Ricollocazione Meccanismo temporaneo per la distribuzione delle persone con evidente bisogno di protezione internazionale, in modo da garantire la partecipazione equa ed equilibrata di tutti gli Stati membri allo sforzo comune. Lo Stato membro di accoglienza sarà competente per l’esame della domanda secondo le norme e garanzie vigenti. La chiave di redistribuzione è basata su criteri come PIL, popolazione, tasso di disoccupazione e numero passato di richiedenti asilo e di rifugiati reinsediati.

Obiettivo dell’agenda europea per l’immigrazione del 2015 L’Unione necessita di un sistema permanente per condividere tra gli stati membri la responsabilità dei rifugiati e dei numerosi richiedenti asilo. La Commissione ha presentato una proposta legislativa che prevede un sistema di ricollocazione obbligatorio di attivazione automatica che in caso di afflusso massiccio distribuisca all’interno dell’Unione europea le persone con evidente bisogno di protezione internazionale

Il reinsediamento Responsabilità comune dell’intera comunità internazionale e spetta all’Alto commissariato delle Nazioni Unite per i rifugiati (UNHCR) indicare le situazioni in cui non sono garantite le condizioni di sicurezza che permetterebbero alle persone di restare nel proprio paese. Queste persone vulnerabili non possono essere lasciate in balia delle reti criminali dedite alla tratta e al traffico, devono esistere modi sicuri e leciti di arrivare nell’UE. L’UNHCR ha approvato per l’UE l’obiettivo del reinsediamento di 20 000 persone l’anno da qui al 2020

Raccomandazione della Commissione Gli Stati membri dovrebbero inoltre attivare tutti gli altri canali leciti di cui possono disporre le persone bisognose di protezione, compresi il patrocinio di soggetti privati o non governativi e i permessi per motivi umanitari e le clausole inerenti al ricongiungimento familiare.

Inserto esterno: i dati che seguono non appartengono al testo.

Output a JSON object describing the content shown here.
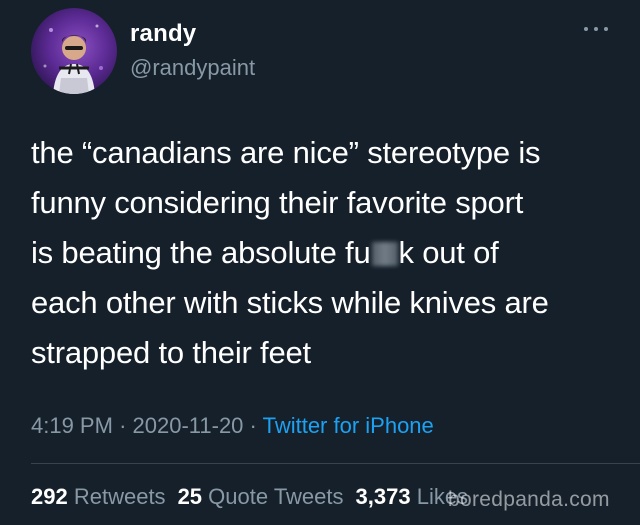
{
  "tweet": {
    "user": {
      "name": "randy",
      "handle": "@randypaint",
      "avatar_icon": "user-avatar-photo"
    },
    "more_icon": "more-horizontal-icon",
    "text": {
      "line1": "the “canadians are nice” stereotype is",
      "line2": "funny considering their favorite sport",
      "line3_before": "is beating the absolute fu",
      "line3_after": "k out of",
      "line4": "each other with sticks while knives are",
      "line5": "strapped to their feet"
    },
    "meta": {
      "time": "4:19 PM",
      "separator": "·",
      "date": "2020-11-20",
      "source": "Twitter for iPhone"
    },
    "stats": {
      "retweets_count": "292",
      "retweets_label": "Retweets",
      "quotes_count": "25",
      "quotes_label": "Quote Tweets",
      "likes_count": "3,373",
      "likes_label": "Likes"
    },
    "watermark": "boredpanda.com"
  },
  "colors": {
    "background": "#15202b",
    "primary_text": "#ffffff",
    "secondary_text": "#8899a6",
    "link": "#1da1f2",
    "divider": "#38444d"
  }
}
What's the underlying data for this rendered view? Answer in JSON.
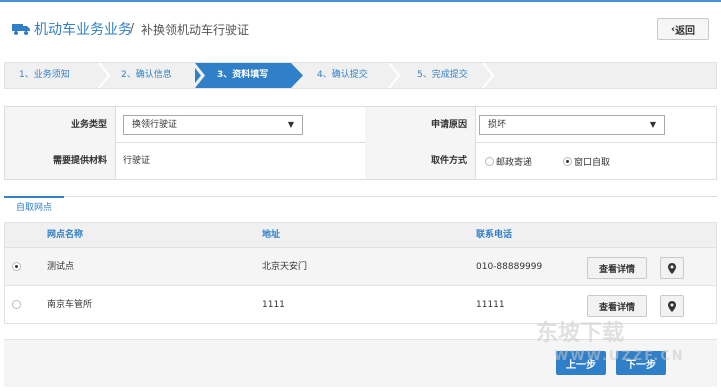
{
  "header": {
    "title": "机动车业务业务",
    "separator": "/",
    "subtitle": "补换领机动车行驶证",
    "back_label": "返回",
    "back_icon": "chevron-left-icon",
    "logo_icon": "truck-icon"
  },
  "steps": [
    {
      "label": "1、业务须知",
      "active": false
    },
    {
      "label": "2、确认信息",
      "active": false
    },
    {
      "label": "3、资料填写",
      "active": true
    },
    {
      "label": "4、确认提交",
      "active": false
    },
    {
      "label": "5、完成提交",
      "active": false
    }
  ],
  "form": {
    "business_type_label": "业务类型",
    "business_type_value": "换领行驶证",
    "reason_label": "申请原因",
    "reason_value": "损坏",
    "materials_label": "需要提供材料",
    "materials_value": "行驶证",
    "pickup_label": "取件方式",
    "pickup_options": [
      {
        "label": "邮政寄递",
        "selected": false
      },
      {
        "label": "窗口自取",
        "selected": true
      }
    ]
  },
  "tab": {
    "label": "自取网点"
  },
  "table": {
    "columns": [
      "网点名称",
      "地址",
      "联系电话"
    ],
    "rows": [
      {
        "selected": true,
        "name": "测试点",
        "address": "北京天安门",
        "phone": "010-88889999",
        "detail_label": "查看详情"
      },
      {
        "selected": false,
        "name": "南京车管所",
        "address": "1111",
        "phone": "11111",
        "detail_label": "查看详情"
      }
    ]
  },
  "footer": {
    "prev_label": "上一步",
    "next_label": "下一步"
  },
  "watermark": {
    "top": "东坡下载",
    "bottom": "WWW.UZZF.CN"
  },
  "colors": {
    "accent": "#2f7fc9",
    "step_bg": "#f0f0f0",
    "label_bg": "#f5f5f5"
  }
}
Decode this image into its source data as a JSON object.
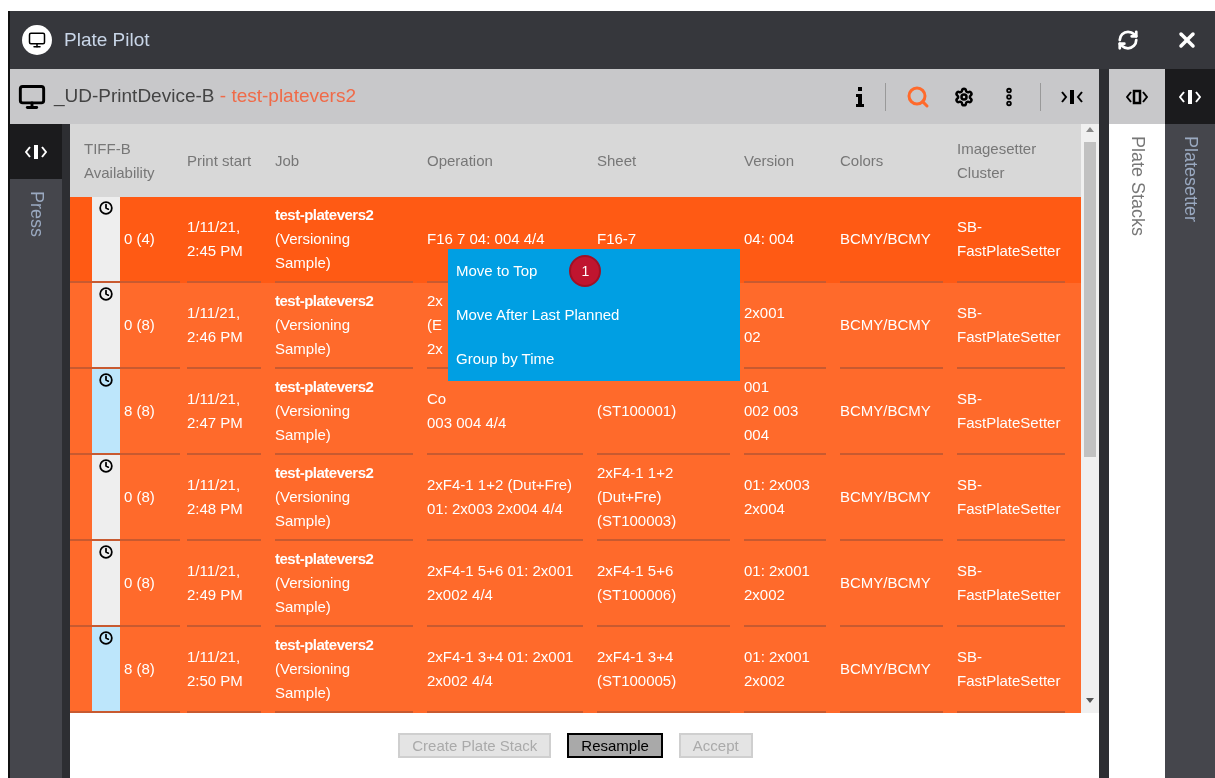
{
  "window": {
    "title": "Plate Pilot"
  },
  "toolbar": {
    "device": "_UD-PrintDevice-B",
    "separator": " - ",
    "job": "test-platevers2"
  },
  "left_panel": {
    "label": "Press"
  },
  "right_panels": [
    {
      "label": "Plate Stacks",
      "kind": "light"
    },
    {
      "label": "Platesetter",
      "kind": "dark"
    }
  ],
  "table": {
    "columns": [
      "TIFF-B Availability",
      "Print start",
      "Job",
      "Operation",
      "Sheet",
      "Version",
      "Colors",
      "Imagesetter Cluster"
    ],
    "rows": [
      {
        "selected": true,
        "availability": {
          "count": "0 (4)",
          "color": "#eeeeee"
        },
        "print_start": "1/11/21, 2:45 PM",
        "job": "test-platevers2",
        "job_note": "(Versioning Sample)",
        "operation": "F16 7 04: 004 4/4",
        "sheet": "F16-7",
        "version": "04: 004",
        "colors": "BCMY/BCMY",
        "cluster": "SB-FastPlateSetter"
      },
      {
        "selected": false,
        "availability": {
          "count": "0 (8)",
          "color": "#eeeeee"
        },
        "print_start": "1/11/21, 2:46 PM",
        "job": "test-platevers2",
        "job_note": "(Versioning Sample)",
        "operation": "2x\n(E\n2x",
        "sheet": "",
        "version": "2x001\n02",
        "colors": "BCMY/BCMY",
        "cluster": "SB-FastPlateSetter"
      },
      {
        "selected": false,
        "availability": {
          "count": "8 (8)",
          "color": "#bde6fb"
        },
        "print_start": "1/11/21, 2:47 PM",
        "job": "test-platevers2",
        "job_note": "(Versioning Sample)",
        "operation": "Co\n003 004 4/4",
        "sheet": "(ST100001)",
        "version": "001\n002 003\n004",
        "colors": "BCMY/BCMY",
        "cluster": "SB-FastPlateSetter"
      },
      {
        "selected": false,
        "availability": {
          "count": "0 (8)",
          "color": "#eeeeee"
        },
        "print_start": "1/11/21, 2:48 PM",
        "job": "test-platevers2",
        "job_note": "(Versioning Sample)",
        "operation": "2xF4-1 1+2 (Dut+Fre) 01: 2x003 2x004 4/4",
        "sheet": "2xF4-1 1+2 (Dut+Fre) (ST100003)",
        "version": "01: 2x003 2x004",
        "colors": "BCMY/BCMY",
        "cluster": "SB-FastPlateSetter"
      },
      {
        "selected": false,
        "availability": {
          "count": "0 (8)",
          "color": "#eeeeee"
        },
        "print_start": "1/11/21, 2:49 PM",
        "job": "test-platevers2",
        "job_note": "(Versioning Sample)",
        "operation": "2xF4-1 5+6 01: 2x001 2x002 4/4",
        "sheet": "2xF4-1 5+6 (ST100006)",
        "version": "01: 2x001 2x002",
        "colors": "BCMY/BCMY",
        "cluster": "SB-FastPlateSetter"
      },
      {
        "selected": false,
        "availability": {
          "count": "8 (8)",
          "color": "#bde6fb"
        },
        "print_start": "1/11/21, 2:50 PM",
        "job": "test-platevers2",
        "job_note": "(Versioning Sample)",
        "operation": "2xF4-1 3+4 01: 2x001 2x002 4/4",
        "sheet": "2xF4-1 3+4 (ST100005)",
        "version": "01: 2x001 2x002",
        "colors": "BCMY/BCMY",
        "cluster": "SB-FastPlateSetter"
      }
    ]
  },
  "context_menu": {
    "items": [
      {
        "label": "Move to Top",
        "badge": "1"
      },
      {
        "label": "Move After Last Planned"
      },
      {
        "label": "Group by Time"
      }
    ]
  },
  "buttons": [
    {
      "label": "Create Plate Stack",
      "disabled": true
    },
    {
      "label": "Resample",
      "disabled": false
    },
    {
      "label": "Accept",
      "disabled": true
    }
  ]
}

Usare gli strumenti dell’Ue per aiutare gli Stati membri in prima linea In primo luogo la Commissione ha istituito un nuovo metodo basato sui « punti di crisi» anche detti hotspot: l’ Ufficio di sostegno per l’asilo (EASO), Frontex ed Europol lavorano sul campo con gli Stati membri in prima linea per condurre con rapidità le operazioni di identificazione, registrazione e rilevamento delle impronte digitali dei migranti in arrivo.

Luci e ombre della politica degli hotspot Questo sistema è stato concepito per aiutare in paesi coinvolti in prima linea nella gestione dei flussi migratori, in primis Italia e Grecia. Nel mese di ottobre l’Associazione Amnesty International ha pubblicato un rapporto ove denuncia la sistematica violazione di diritti umani all’interno degli Hotspot italiani.

Cosa deve fare ancora l’Europa? Riformare il sistema europeo comune di asilo sulla base del principio della solidarietà tra Stati e l’equa ripartizione dei migranti. Attivare canali di accesso legale e sicuro in Europa. Innalzare gli standard di tutela dei diritti fondamentali dei richiedenti asilo.